I was able to fix my issue without a Polkit rule. Simply add my users to
`libvirt` group in place of `libvirtd` group did the trick.
I found the root cause.
I previously did an installation of libvirt by hand on this host. During
my installation, I created a group called "libvirtd".

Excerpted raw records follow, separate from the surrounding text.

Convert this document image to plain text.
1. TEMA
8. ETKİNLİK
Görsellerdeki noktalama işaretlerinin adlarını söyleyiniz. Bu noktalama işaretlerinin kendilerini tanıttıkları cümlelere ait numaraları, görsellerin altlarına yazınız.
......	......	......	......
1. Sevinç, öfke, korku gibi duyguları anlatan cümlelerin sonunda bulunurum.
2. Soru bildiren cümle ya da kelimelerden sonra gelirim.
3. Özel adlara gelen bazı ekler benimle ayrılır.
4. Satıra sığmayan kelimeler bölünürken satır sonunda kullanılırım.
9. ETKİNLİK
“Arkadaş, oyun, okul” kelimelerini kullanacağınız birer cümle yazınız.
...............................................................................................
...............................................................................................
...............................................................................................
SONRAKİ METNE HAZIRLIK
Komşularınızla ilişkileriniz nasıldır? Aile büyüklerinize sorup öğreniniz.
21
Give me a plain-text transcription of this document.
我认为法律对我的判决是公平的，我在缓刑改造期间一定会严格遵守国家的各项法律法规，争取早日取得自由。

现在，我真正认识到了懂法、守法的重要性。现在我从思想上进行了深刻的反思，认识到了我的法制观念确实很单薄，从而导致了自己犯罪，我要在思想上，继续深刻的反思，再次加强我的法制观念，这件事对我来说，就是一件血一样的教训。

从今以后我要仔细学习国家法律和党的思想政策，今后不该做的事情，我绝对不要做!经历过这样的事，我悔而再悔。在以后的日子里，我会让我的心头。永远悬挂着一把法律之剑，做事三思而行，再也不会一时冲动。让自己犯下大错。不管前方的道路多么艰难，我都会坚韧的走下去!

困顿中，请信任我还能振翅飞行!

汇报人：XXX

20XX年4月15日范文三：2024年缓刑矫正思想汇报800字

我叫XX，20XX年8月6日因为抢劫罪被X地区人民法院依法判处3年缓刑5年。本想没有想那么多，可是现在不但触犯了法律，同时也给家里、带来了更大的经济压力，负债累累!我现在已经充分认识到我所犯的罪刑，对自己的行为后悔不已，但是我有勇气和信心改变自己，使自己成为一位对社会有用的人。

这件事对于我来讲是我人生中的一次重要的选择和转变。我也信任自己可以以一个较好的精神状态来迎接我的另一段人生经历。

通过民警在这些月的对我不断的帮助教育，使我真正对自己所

After, I started to manage this server with DebOps without removing this
old group. This morning, I noticed that my gitlab-runner and
`libvirtd__admins` are members of `libvirtd` group in place of `libvirt`
group (without a 'd' at end)
My ansible_local facts:
#v+
"libvirtd": {
"deployment_mode": "libvirt",
"hw_virt": true,
"installed": true,
"unix_sock_group": "libvirtd"
#v-
`libvirtd.fact` on host contains:
#v+
for group in unix_groups:
if group.gr_name == 'libvirt':
output['unix_sock_group'] = 'libvirt'
elif group.gr_name == 'libvirtd':
output['unix_sock_group'] = 'libvirtd'
#v-
This mean that `libvirtd` group will always take precedence over
`libvirt` group if both are present. I'm not sure this is an expected
behavior.
However, if you are member of `libvirtd` in place of `libvirt`, virsh
fallback to Polkit authentication according to
/usr/share/doc/libvirt-daemon/README.Debian.gz:
Access Control
==============
Access to the libvirt managing tasks is controlled by PolicyKit. To ease
configuration membership in the "libvirt" group is sufficient. If you want to
manage VMs as non-root you need to add a user to that group.